A United States court is set to hear arguments in a lawsuit that could determine who sets the rules for the next America’s Cup yachting event in 2009.
The court set a hearing for October 22 on the suit by the Golden Gate Yacht Club of San Francisco, home of Oracle Racing, against the Swiss holder of the cup Alinghi and the Geneva Nautical Society.
The US syndicate, which is owned by billionaire Larry Ellison, is seeking to replace the Spanish syndicate Desafio as the next “Challenger of Record” or privileged challenger, annulling changes to the size of the boats already agreed by the Swiss and the Spanish.

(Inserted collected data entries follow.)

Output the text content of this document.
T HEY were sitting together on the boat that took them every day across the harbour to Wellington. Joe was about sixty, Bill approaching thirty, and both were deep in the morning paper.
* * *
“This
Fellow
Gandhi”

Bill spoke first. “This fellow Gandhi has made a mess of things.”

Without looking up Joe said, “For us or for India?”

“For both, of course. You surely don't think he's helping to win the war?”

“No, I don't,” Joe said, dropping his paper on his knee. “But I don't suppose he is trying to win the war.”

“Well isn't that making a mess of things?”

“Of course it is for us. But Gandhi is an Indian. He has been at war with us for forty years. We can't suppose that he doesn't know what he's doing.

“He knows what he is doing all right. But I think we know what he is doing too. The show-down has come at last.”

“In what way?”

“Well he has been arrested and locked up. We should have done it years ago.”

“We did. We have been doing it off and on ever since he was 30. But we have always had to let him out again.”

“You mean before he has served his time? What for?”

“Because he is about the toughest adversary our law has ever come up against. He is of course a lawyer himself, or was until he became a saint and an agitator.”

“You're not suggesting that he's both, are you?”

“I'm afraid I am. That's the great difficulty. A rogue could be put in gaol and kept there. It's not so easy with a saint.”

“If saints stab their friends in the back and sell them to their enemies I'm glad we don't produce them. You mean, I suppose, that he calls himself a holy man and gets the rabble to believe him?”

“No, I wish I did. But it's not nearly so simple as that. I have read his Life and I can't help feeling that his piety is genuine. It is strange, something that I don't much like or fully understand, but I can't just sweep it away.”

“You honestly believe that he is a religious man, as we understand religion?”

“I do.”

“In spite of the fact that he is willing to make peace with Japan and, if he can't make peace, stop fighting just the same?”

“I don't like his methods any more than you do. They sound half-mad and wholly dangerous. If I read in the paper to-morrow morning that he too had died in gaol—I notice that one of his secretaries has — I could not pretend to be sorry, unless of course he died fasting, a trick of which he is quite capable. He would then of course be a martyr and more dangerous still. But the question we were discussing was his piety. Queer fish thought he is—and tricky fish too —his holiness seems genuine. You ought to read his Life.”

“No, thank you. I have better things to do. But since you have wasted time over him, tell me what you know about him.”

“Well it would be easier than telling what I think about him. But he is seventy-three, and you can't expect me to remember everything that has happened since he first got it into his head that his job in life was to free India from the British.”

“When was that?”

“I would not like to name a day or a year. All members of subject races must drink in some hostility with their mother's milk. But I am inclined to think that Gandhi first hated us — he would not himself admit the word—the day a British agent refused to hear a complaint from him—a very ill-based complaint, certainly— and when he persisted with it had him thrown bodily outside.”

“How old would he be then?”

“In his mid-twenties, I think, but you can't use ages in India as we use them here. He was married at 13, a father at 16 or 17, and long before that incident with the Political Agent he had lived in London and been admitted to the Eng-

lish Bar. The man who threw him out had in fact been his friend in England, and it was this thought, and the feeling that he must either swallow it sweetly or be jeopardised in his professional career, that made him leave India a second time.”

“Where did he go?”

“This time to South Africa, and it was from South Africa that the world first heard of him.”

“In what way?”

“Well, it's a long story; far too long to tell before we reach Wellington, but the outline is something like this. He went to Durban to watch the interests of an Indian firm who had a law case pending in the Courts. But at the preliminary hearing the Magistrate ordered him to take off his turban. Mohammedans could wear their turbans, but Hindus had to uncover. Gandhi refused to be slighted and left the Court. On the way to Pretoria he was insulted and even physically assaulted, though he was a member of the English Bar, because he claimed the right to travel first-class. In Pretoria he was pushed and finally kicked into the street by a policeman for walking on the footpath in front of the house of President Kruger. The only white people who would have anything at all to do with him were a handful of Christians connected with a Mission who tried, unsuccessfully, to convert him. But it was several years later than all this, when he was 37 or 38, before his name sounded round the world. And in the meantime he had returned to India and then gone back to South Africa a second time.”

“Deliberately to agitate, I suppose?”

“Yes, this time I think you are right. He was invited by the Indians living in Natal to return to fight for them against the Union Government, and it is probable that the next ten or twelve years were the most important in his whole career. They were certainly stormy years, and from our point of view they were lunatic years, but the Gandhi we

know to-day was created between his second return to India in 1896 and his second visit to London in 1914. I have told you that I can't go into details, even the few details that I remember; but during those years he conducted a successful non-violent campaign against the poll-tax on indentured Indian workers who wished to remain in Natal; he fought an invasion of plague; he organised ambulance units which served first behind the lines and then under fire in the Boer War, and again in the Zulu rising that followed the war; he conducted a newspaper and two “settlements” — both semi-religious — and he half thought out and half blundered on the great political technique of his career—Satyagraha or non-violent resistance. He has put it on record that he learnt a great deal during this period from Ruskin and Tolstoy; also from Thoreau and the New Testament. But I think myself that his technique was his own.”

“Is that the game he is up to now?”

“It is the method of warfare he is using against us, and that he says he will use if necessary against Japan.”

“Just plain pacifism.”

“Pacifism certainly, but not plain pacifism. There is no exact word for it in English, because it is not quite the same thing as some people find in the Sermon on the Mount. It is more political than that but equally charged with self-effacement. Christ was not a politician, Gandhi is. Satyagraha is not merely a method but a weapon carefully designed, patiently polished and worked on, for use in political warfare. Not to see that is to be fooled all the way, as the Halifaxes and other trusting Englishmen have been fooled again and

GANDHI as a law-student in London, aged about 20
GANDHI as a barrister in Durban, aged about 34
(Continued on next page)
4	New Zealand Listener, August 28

In a first audience on Monday the judge - Hermann Cahn of the Supreme Court of the State of New York – rejected an Oracle demand filed in July for a rapid examination of the case.
Cahn has asked the two sides to try to find an out-of-court settlement.
Golden Gate has claimed that the Spanish challenge is “fabricated” and is an “invalid contender” because it never held a regatta as stated in the regulations that govern the America’s Cup, the so-called “Deed of Gift”.
This stipulates that the New York court has jurisdiction to settle all disputes in the competition.
Golden Gate said in a statement the Geneva club was seeking to impose an unprecedented one-sided set of rules that unfairly advantage the defender to the detriment of all other competitors.
“We are very pleased with this decision, as we are keen to see this issue properly resolved with a minimum of further delay,” Tom Ehman, head of external affairs the Oracle team commented.
“Our strong preference remains to negotiate a solution. If this is not possible, today’s decision provides for swift resolution through the courts.”
A lawyer representing Alinghi, Hamish Ross, was also satisfied with the judge’s decision.
Ross said that if the matter had not been settled amicably before the date set for the court hearing, the Geneva Nautical Society would present a motion calling for rejection of Oracle’s complaint.
Desafio, based at Club Náutico Español de Vela, signed the protocol for the 33rd America's Cup and became the challenger of record in July moments after Alinghi completed a 5-2 victory over Emirates Team New Zealand in the best-of-nine series in Valencia, Spain.
Golden Gate, which was the challenger of record after Alinghi won its first Cup in 2003, questioned Club Náutico Español de Vela's validity as a legitimate yacht club, saying it was created as a means to challenge and keep the
competition in Valencia.
The Spanish syndicate said it hosted a regatta in Santander, Spain, making it eligible to race for the Cup.
swissinfo with agencies
Alinghi won the America's Cup at its first attempt, beating Team New Zealand 5-0 in Auckland in 2003.
The Swiss brought the Auld Mug back to Europe for the first time in more than 150 years.
This year, Alinghi successfully defended its title, beating Team New Zealand 5-2 in Valencia.
For the next America's Cup, the yachts are set to be longer (27 metres compared with 24 metres today) and they will have a taller mast (40 metres compared with 33 metres today).
For these new yachts, the crew would have to include 20 or 21 men (17 at present).
According to Alinghi skipper Brad Butterworth, the yachts would be "faster but also more difficult to handle".
Another planned novelty: after the qualifying regattas, Alinghi could reserve the right to take part in the races that eliminate the challengers, the former Louis Vuitton Cup.